Persistencia de Juan Genovés: del hombre-masa a la multitud

4–6 minutos

de lectura

Hace un par de años fuimos a ver la exposición de Juan Genovés (Valencia, 1930-2020) que se presentó en la Fundación Bancaja, en Valencia. “Una pintura de gente pequeña”, según la imagen incierta que tiempo atrás me había hecho de su obra. La inmersión en su trabajo no solo me revelaría la evolución de su técnica, sino también la sorprendente pertinencia de su arte para abordar la condición humana en tiempos de cambio.

Al entrar en las salas comenzaron a configurarse tres momentos en su pintura: en la primera etapa, la de los años sesenta, Genovés hace un presentación de la «masa». Sus figuras son puntos diminutos en fondos grises, que apenas se distinguen entre sí.

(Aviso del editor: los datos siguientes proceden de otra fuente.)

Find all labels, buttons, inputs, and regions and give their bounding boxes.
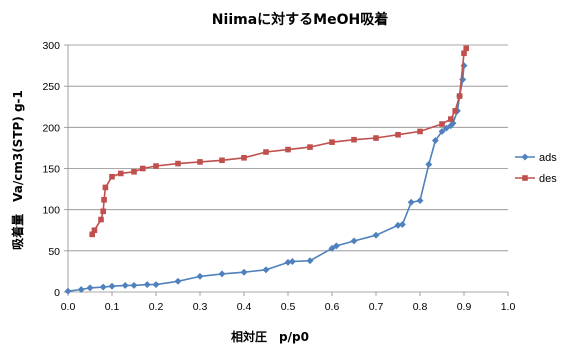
y-tick-label: 100 — [42, 205, 60, 217]
data-point-des — [452, 108, 458, 114]
data-point-des — [285, 146, 291, 153]
data-point-ads — [240, 268, 248, 276]
x-tick-label: 0.5 — [281, 301, 296, 313]
data-point-ads — [438, 127, 446, 136]
data-point-ads — [174, 277, 182, 285]
data-point-ads — [398, 220, 406, 229]
legend-item-des: des — [515, 173, 557, 185]
data-point-ads — [407, 198, 415, 206]
y-tick-label: 200 — [42, 122, 60, 134]
data-point-des — [351, 136, 357, 143]
legend-label: ads — [539, 152, 557, 164]
x-tick-label: 0.6 — [325, 301, 340, 313]
data-point-des — [448, 116, 454, 122]
data-point-des — [175, 160, 181, 167]
data-point-ads — [86, 284, 94, 292]
data-point-ads — [196, 272, 204, 280]
data-point-des — [219, 157, 225, 164]
data-point-des — [102, 184, 109, 191]
data-point-des — [118, 170, 124, 177]
x-tick-label: 0.8 — [413, 301, 428, 313]
data-point-ads — [64, 287, 72, 295]
data-point-des — [140, 165, 146, 172]
y-tick-label: 0 — [54, 287, 60, 299]
data-point-ads — [372, 231, 380, 239]
legend-label: des — [539, 173, 557, 185]
data-point-ads — [328, 244, 336, 252]
x-tick-label: 0.7 — [369, 301, 384, 313]
x-tick-label: 0.2 — [149, 301, 164, 313]
y-tick-label: 300 — [42, 40, 60, 52]
data-point-ads — [121, 281, 129, 289]
data-point-des — [417, 128, 423, 135]
data-point-ads — [332, 242, 340, 250]
data-point-des — [439, 121, 445, 127]
data-point-des — [91, 227, 98, 234]
series-layer — [64, 45, 469, 295]
data-point-des — [463, 45, 469, 52]
legend-swatch-marker — [522, 175, 528, 181]
data-point-ads — [152, 281, 160, 289]
chart-title: Niimaに対するMeOH吸着 — [212, 11, 388, 28]
data-point-ads — [425, 160, 433, 168]
data-point-ads — [288, 257, 296, 266]
data-point-des — [241, 154, 247, 161]
data-point-des — [395, 131, 401, 138]
data-point-ads — [431, 136, 439, 145]
data-point-des — [101, 196, 107, 203]
data-point-des — [153, 163, 159, 169]
y-axis-title: 吸着量 Va/cm3(STP) g-1 — [10, 90, 25, 250]
data-point-ads — [218, 270, 226, 278]
data-point-ads — [262, 266, 270, 274]
data-point-des — [461, 50, 467, 57]
data-point-ads — [350, 237, 358, 245]
legend-swatch-marker — [521, 153, 529, 161]
y-tick-label: 50 — [48, 246, 60, 258]
series-line-ads — [67, 65, 465, 292]
data-point-ads — [306, 257, 314, 265]
data-point-des — [373, 135, 379, 141]
legend: ads des — [515, 152, 557, 185]
data-point-ads — [143, 281, 151, 289]
data-point-des — [98, 216, 104, 223]
legend-item-ads: ads — [515, 152, 557, 164]
data-point-des — [307, 144, 313, 150]
axis-layer: 0 50 100 150 200 250 300 0.0 0.1 0.2 0.3 0.4 0.5 0.6 0… — [42, 40, 515, 313]
x-tick-label: 0.1 — [105, 301, 120, 313]
data-point-des — [89, 231, 95, 238]
data-point-ads — [130, 281, 138, 289]
x-axis-title: 相対圧 p/p0 — [231, 329, 309, 344]
data-point-des — [329, 139, 335, 145]
data-point-des — [131, 168, 137, 175]
data-point-ads — [108, 282, 116, 290]
series-ads — [64, 62, 468, 295]
x-tick-label: 0.3 — [193, 301, 208, 313]
x-tick-label: 0.9 — [457, 301, 472, 313]
x-tick-label: 0.4 — [237, 301, 252, 313]
x-tick-label: 0.0 — [61, 301, 76, 313]
data-point-des — [109, 173, 115, 180]
data-point-des — [456, 93, 463, 99]
data-point-des — [100, 208, 106, 215]
data-point-des — [263, 149, 269, 155]
x-tick-label: 1.0 — [501, 301, 516, 313]
data-point-ads — [99, 283, 107, 291]
series-des — [89, 45, 469, 238]
y-tick-label: 250 — [42, 81, 60, 93]
data-point-ads — [416, 197, 424, 205]
data-point-ads — [77, 285, 85, 294]
y-tick-label: 150 — [42, 164, 60, 176]
data-point-des — [197, 159, 203, 165]
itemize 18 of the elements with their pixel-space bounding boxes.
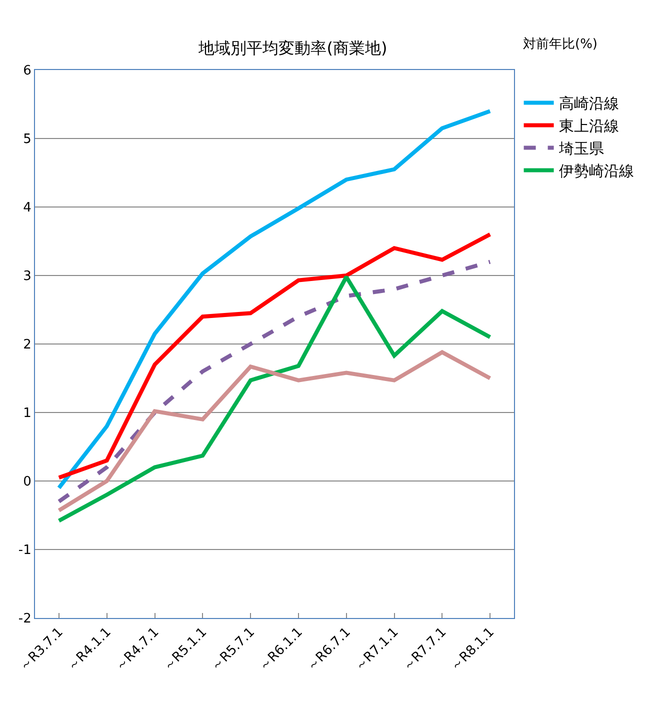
line-series bbox=[56, 232, 492, 480]
y-axis-title: 対前年比(%) bbox=[523, 36, 598, 52]
chart-title: 地域別平均変動率(商業地) bbox=[198, 38, 388, 58]
y-tick-label: 2 bbox=[23, 338, 32, 353]
line-series bbox=[56, 109, 492, 490]
y-tick-label: 1 bbox=[23, 406, 32, 422]
y-tick-label: 0 bbox=[23, 474, 32, 490]
y-tick-label: -1 bbox=[18, 543, 32, 558]
y-tick-label: 4 bbox=[23, 200, 32, 216]
y-tick-label: 6 bbox=[23, 64, 32, 79]
legend-label: 埼玉県 bbox=[558, 140, 604, 158]
legend-label: 伊勢崎沿線 bbox=[558, 162, 634, 180]
legend-label: 高崎沿線 bbox=[558, 94, 619, 113]
y-tick-label: 3 bbox=[23, 269, 32, 284]
line-series bbox=[56, 350, 492, 512]
legend-label: 東上沿線 bbox=[558, 117, 619, 136]
y-tick-label: -2 bbox=[18, 612, 32, 627]
y-tick-label: 5 bbox=[23, 132, 32, 148]
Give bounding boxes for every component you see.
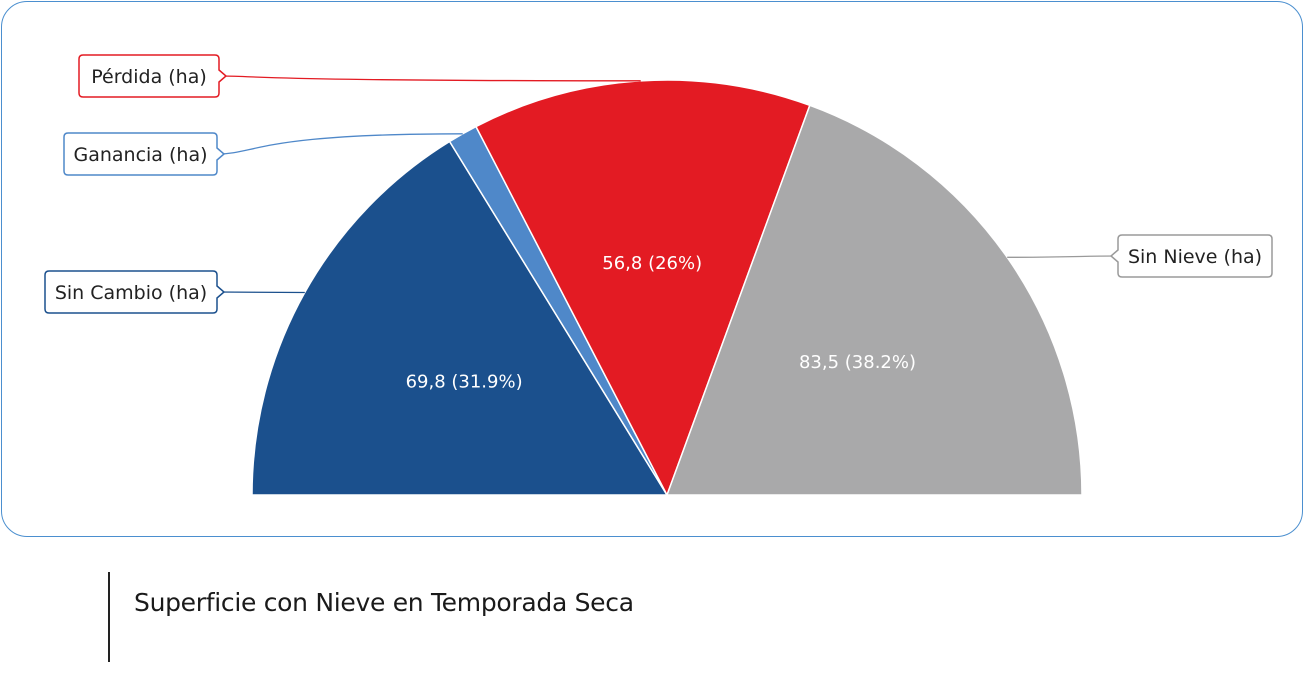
- legend-label-sin-nieve: Sin Nieve (ha): [1128, 246, 1262, 268]
- slice-value-label: 69,8 (31.9%): [406, 372, 523, 393]
- legend-box-perdida: [78, 54, 228, 98]
- legend-box-sin-cambio: [44, 270, 226, 314]
- connector-perdida: [218, 75, 641, 82]
- legend-label-perdida: Pérdida (ha): [91, 66, 207, 88]
- legend-box-ganancia: [63, 132, 226, 176]
- chart-caption: Superficie con Nieve en Temporada Seca: [134, 588, 634, 617]
- slice-sin-cambio: [251, 140, 669, 496]
- slice-value-label: 56,8 (26%): [602, 253, 702, 274]
- connector-sin-nieve: [1007, 255, 1119, 258]
- connector-sin-cambio: [216, 291, 305, 294]
- semi-pie-chart: 69,8 (31.9%) Sin Cambio (ha) Ganancia (ha)…: [44, 54, 1273, 497]
- slice-value-label: 83,5 (38.2%): [799, 352, 916, 373]
- legend-label-sin-cambio: Sin Cambio (ha): [55, 282, 207, 304]
- connector-ganancia: [216, 133, 463, 155]
- chart-frame: 69,8 (31.9%) Sin Cambio (ha) Ganancia (ha)…: [1, 1, 1303, 537]
- legend-label-ganancia: Ganancia (ha): [73, 144, 207, 166]
- caption-divider: [108, 572, 110, 662]
- legend-box-sin-nieve: [1109, 234, 1273, 278]
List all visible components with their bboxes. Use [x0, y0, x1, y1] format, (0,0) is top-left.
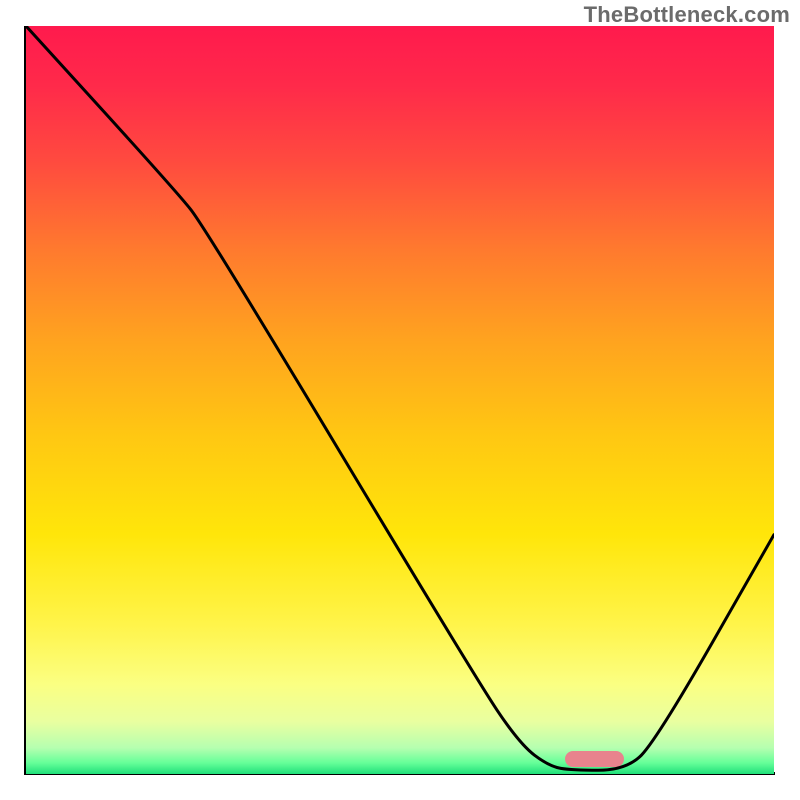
watermark-text: TheBottleneck.com: [584, 2, 790, 28]
chart-container: TheBottleneck.com: [0, 0, 800, 800]
gradient-background: [26, 26, 774, 774]
optimal-range-marker: [565, 751, 625, 767]
plot-area: [26, 26, 774, 774]
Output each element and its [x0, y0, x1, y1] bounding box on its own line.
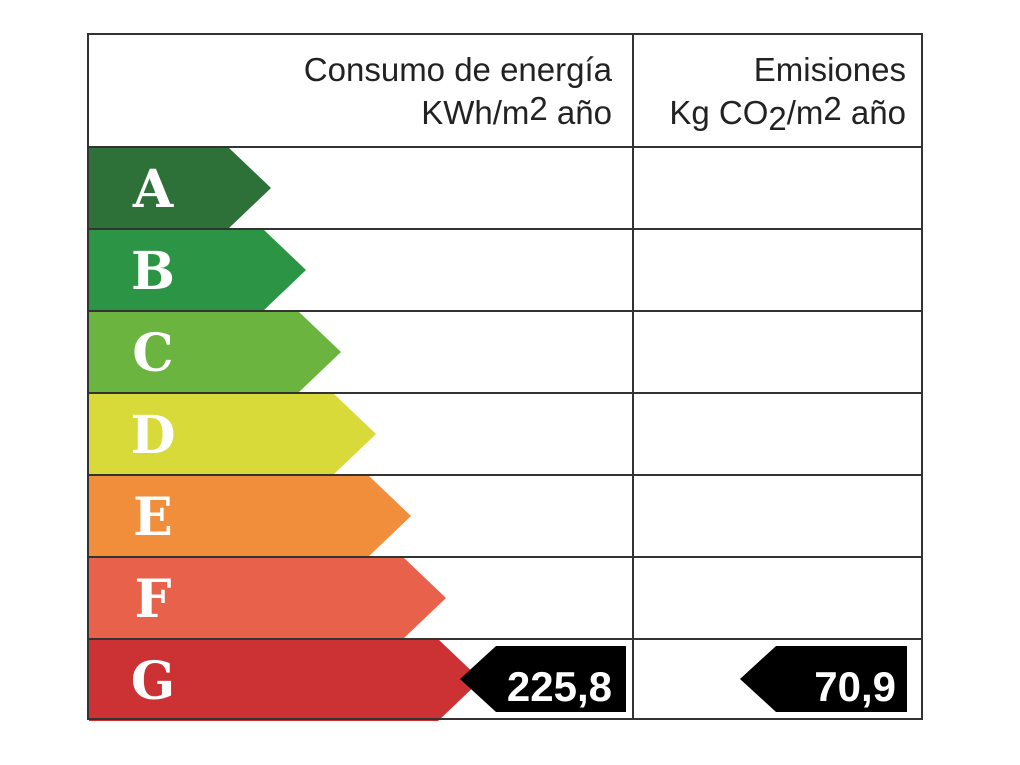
rating-bar-b: B: [89, 229, 306, 311]
energy-header-line1: Consumo de energía: [304, 51, 613, 88]
rating-letter: D: [130, 405, 175, 466]
energy-value-indicator: 225,8: [460, 646, 626, 712]
emissions-value-indicator: 70,9: [740, 646, 907, 712]
rating-letter: F: [135, 569, 172, 630]
rating-bar-c: C: [89, 311, 341, 393]
energy-header-line2: KWh/m2 año: [421, 90, 612, 131]
emissions-value: 70,9: [814, 663, 896, 710]
energy-value: 225,8: [507, 663, 612, 710]
rating-arrow: [89, 229, 306, 311]
label-border: [87, 33, 923, 720]
rating-bar-f: F: [89, 557, 446, 639]
emissions-header-line2: Kg CO2/m2 año: [669, 90, 906, 137]
rating-letter: A: [132, 159, 174, 220]
emissions-value-arrow: [740, 646, 907, 712]
rating-bar-a: A: [89, 147, 271, 229]
rating-arrow: [89, 475, 411, 557]
emissions-header-line1: Emisiones: [754, 51, 906, 88]
rating-arrow: [89, 557, 446, 639]
rating-arrow: [89, 311, 341, 393]
energy-value-arrow: [460, 646, 626, 712]
rating-letter: G: [131, 651, 175, 712]
rating-bar-d: D: [89, 393, 376, 475]
rating-arrow: [89, 147, 271, 229]
rating-arrow: [89, 393, 376, 475]
rating-letter: E: [133, 487, 173, 548]
rating-arrow: [89, 639, 481, 721]
rating-letter: C: [132, 323, 173, 384]
rating-bar-g: G: [89, 639, 481, 721]
rating-bar-e: E: [89, 475, 411, 557]
rating-letter: B: [131, 241, 175, 302]
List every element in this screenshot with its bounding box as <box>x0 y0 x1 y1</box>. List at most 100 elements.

Esta atmósfera monocromática y opresiva, casi como un espacio sin aire ni salida, es un reflejo potente del ambiente social y político de la dictadura. Son los años de los individuos desdibujados en un colectivo anónimo que se mueve, casi siempre, impulsado por una fuerza exterior. Se intuyen gestos de huida, carreras que no van a ningún lado, una urgencia que no logra concretarse.

En el segundo momento, el de los setenta, las figuritas aumentan su tamaño, pasan de ser individuos para volverse «personas» con cuerpos y vestimentas más definidos y visibles. Las composiciones se vuelven más complejas y envolventes. Las personas que Genovés pinta están ahora reunidas en una búsqueda de dirección común. Este es el tiempo del «pueblo», un colectivo que se organiza, que busca su voz y su lugar en el mundo. Es una etapa llena de preguntas y expectativas por el futuro. Los personajes se tocan, se abrazan; hay una mujer que incluso alarga sus brazos al vacío, como si buscara asir un lugar lejano o un tiempo perdido.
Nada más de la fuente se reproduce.